Only 13 per cent of Australian small businesses have a plan to protect their money and valuable client data, says MYOB Group.
Many small- and medium-sized businesses could be at risk of losing money and customers because they don't have a cyber security plan.
Only 13 per cent of small businesses have a plan to protect their money and valuable client data, according to a monthly survey of 400 small business owners by online business management solutions provider MYOB Group.

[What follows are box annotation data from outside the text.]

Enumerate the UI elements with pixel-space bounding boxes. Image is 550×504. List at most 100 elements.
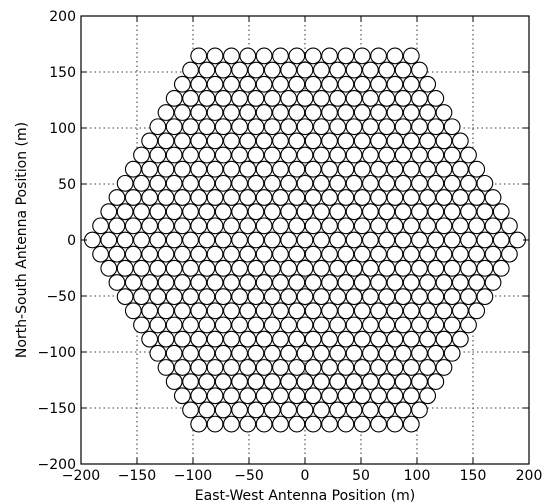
antenna-point-123 (173, 274, 191, 291)
antenna-point-545 (501, 245, 518, 263)
antenna-point-367 (296, 344, 314, 362)
antenna-point-205 (329, 89, 347, 107)
antenna-point-146 (198, 259, 216, 277)
antenna-point-410 (312, 373, 330, 391)
antenna-point-470 (362, 373, 379, 391)
antenna-point-267 (247, 316, 265, 334)
antenna-point-444 (435, 189, 453, 206)
antenna-point-104 (173, 245, 191, 263)
antenna-point-209 (173, 387, 191, 405)
antenna-point-211 (190, 359, 208, 376)
antenna-point-481 (451, 217, 469, 235)
antenna-point-179 (296, 118, 314, 136)
antenna-point-96 (255, 75, 273, 93)
antenna-point-391 (321, 330, 338, 348)
antenna-point-239 (223, 330, 240, 348)
antenna-point-115 (263, 89, 281, 107)
antenna-point-434 (353, 330, 371, 348)
antenna-point-467 (337, 415, 355, 433)
antenna-point-398 (378, 231, 396, 249)
antenna-point-249 (304, 189, 322, 206)
antenna-point-408 (296, 401, 314, 419)
antenna-point-27 (198, 61, 216, 79)
antenna-point-451 (345, 373, 363, 391)
antenna-point-488 (378, 373, 396, 391)
antenna-point-215 (223, 302, 240, 320)
antenna-point-150 (231, 203, 248, 221)
antenna-point-242 (247, 288, 265, 306)
antenna-point-121 (157, 302, 175, 320)
antenna-point-54 (182, 146, 199, 164)
antenna-point-151 (239, 189, 257, 206)
antenna-point-429 (312, 401, 330, 419)
antenna-point-485 (353, 415, 371, 433)
antenna-point-236 (198, 373, 216, 391)
antenna-point-1 (92, 217, 109, 235)
antenna-point-220 (263, 231, 281, 249)
antenna-point-330 (362, 174, 379, 192)
antenna-point-520 (402, 387, 420, 405)
antenna-point-127 (206, 217, 224, 235)
antenna-point-501 (484, 189, 502, 206)
antenna-point-8 (149, 118, 167, 136)
antenna-point-516 (484, 217, 502, 235)
antenna-point-83 (149, 259, 167, 277)
antenna-point-235 (190, 387, 208, 405)
antenna-point-124 (182, 259, 199, 277)
antenna-point-428 (304, 415, 322, 433)
antenna-point-169 (214, 259, 232, 277)
antenna-point-469 (353, 387, 371, 405)
antenna-point-486 (362, 401, 379, 419)
axis-ticks (80, 15, 530, 465)
antenna-point-301 (321, 217, 338, 235)
antenna-point-174 (255, 189, 273, 206)
antenna-point-517 (492, 203, 510, 221)
x-tick-label-7: 150 (460, 468, 487, 484)
antenna-point-527 (460, 288, 477, 306)
antenna-point-461 (427, 231, 445, 249)
antenna-point-372 (337, 274, 355, 291)
antenna-point-446 (451, 160, 469, 178)
antenna-point-265 (231, 344, 248, 362)
antenna-point-202 (304, 132, 322, 150)
antenna-point-164 (173, 330, 191, 348)
antenna-point-352 (353, 217, 371, 235)
y-tick-label-1: −150 (38, 401, 76, 417)
antenna-point-361 (427, 89, 445, 107)
x-tick-label-6: 100 (404, 468, 431, 484)
antenna-point-312 (411, 61, 428, 79)
antenna-point-413 (337, 330, 355, 348)
antenna-point-66 (149, 231, 167, 249)
antenna-point-337 (419, 75, 437, 93)
antenna-point-79 (255, 47, 273, 65)
antenna-point-213 (206, 330, 224, 348)
antenna-point-309 (386, 104, 404, 121)
antenna-point-98 (272, 47, 289, 65)
antenna-point-48 (133, 231, 150, 249)
antenna-point-496 (443, 259, 461, 277)
antenna-point-353 (362, 203, 379, 221)
antenna-point-93 (231, 118, 248, 136)
antenna-point-332 (378, 146, 396, 164)
antenna-point-453 (362, 344, 379, 362)
antenna-point-273 (296, 231, 314, 249)
antenna-point-72 (198, 146, 216, 164)
antenna-point-358 (402, 132, 420, 150)
antenna-point-499 (468, 217, 486, 235)
antenna-point-286 (402, 47, 420, 65)
antenna-point-415 (353, 302, 371, 320)
antenna-point-526 (451, 302, 469, 320)
antenna-point-460 (419, 245, 437, 263)
y-tick-label-0: −200 (38, 457, 76, 473)
antenna-point-528 (468, 274, 486, 291)
antenna-point-500 (476, 203, 494, 221)
antenna-point-473 (386, 330, 404, 348)
antenna-point-207 (345, 61, 363, 79)
antenna-point-369 (312, 316, 330, 334)
antenna-point-59 (223, 75, 240, 93)
antenna-point-307 (370, 132, 387, 150)
antenna-point-254 (345, 118, 363, 136)
x-tick-label-8: 200 (516, 468, 543, 484)
antenna-point-397 (370, 245, 387, 263)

MYOB chief operating officer Andrew Birch says all types and sizes of business may be susceptible to cyber attack, but attackers may consider smaller businesses more vulnerable because they are unlikely to be as well prepared as larger enterprises.
Cyber attacks can involve individuals in a business being tricked into clicking on a download, email or attachment that may contain a virus or ransomware.
A cyber attack may also involve a false invoice being sent to a business and money being paid to a fraudulent party.
The Australian Cybercrime Online Reporting Network (ACORN) received 11,851 reports of cybercrime in the June quarter of 2017, 51 per cent of which related to scams or fraud and 19 per cent to purchases or sales.
Last week the Australian government's StaySmartOnline service, which provides information on how home internet users and small businesses can protect themselves from cyber security threats, warned of scam emails under the guise of "E-toll Account statement" or "AusPost Delivery".
These scam emails invited email users to click on a "View in OneDrive" link which could lead to the installation of malware onto the user's computer.
Earlier in September, a fake email circulated claiming to be an invoice for an eBay purchase, and another email claiming to be "Voice Message from 017234512978 - name unavailable" aimed to download ransomware onto the user's computer.
Mr Birch says cyber attackers are typically after money already in a business's bank account or looking to divert money that should be flowing into that account.
A business can have its bank account emptied in a cyber attack, which could force the enterprise to close down.
Also, cyber attackers seek client information which can be used in identity fraud.
Mr Birch says businesses that turn over more than $3 million a year are obliged under the Privacy Act to protect information and if they have taken no measures to protect themselves, they may be liable for prosecution.
Also, clients who have personal information stolen may have a case to take legal action against the business that was attacked.
"It (cyber attack) has some real downside to it," Mr Birch said.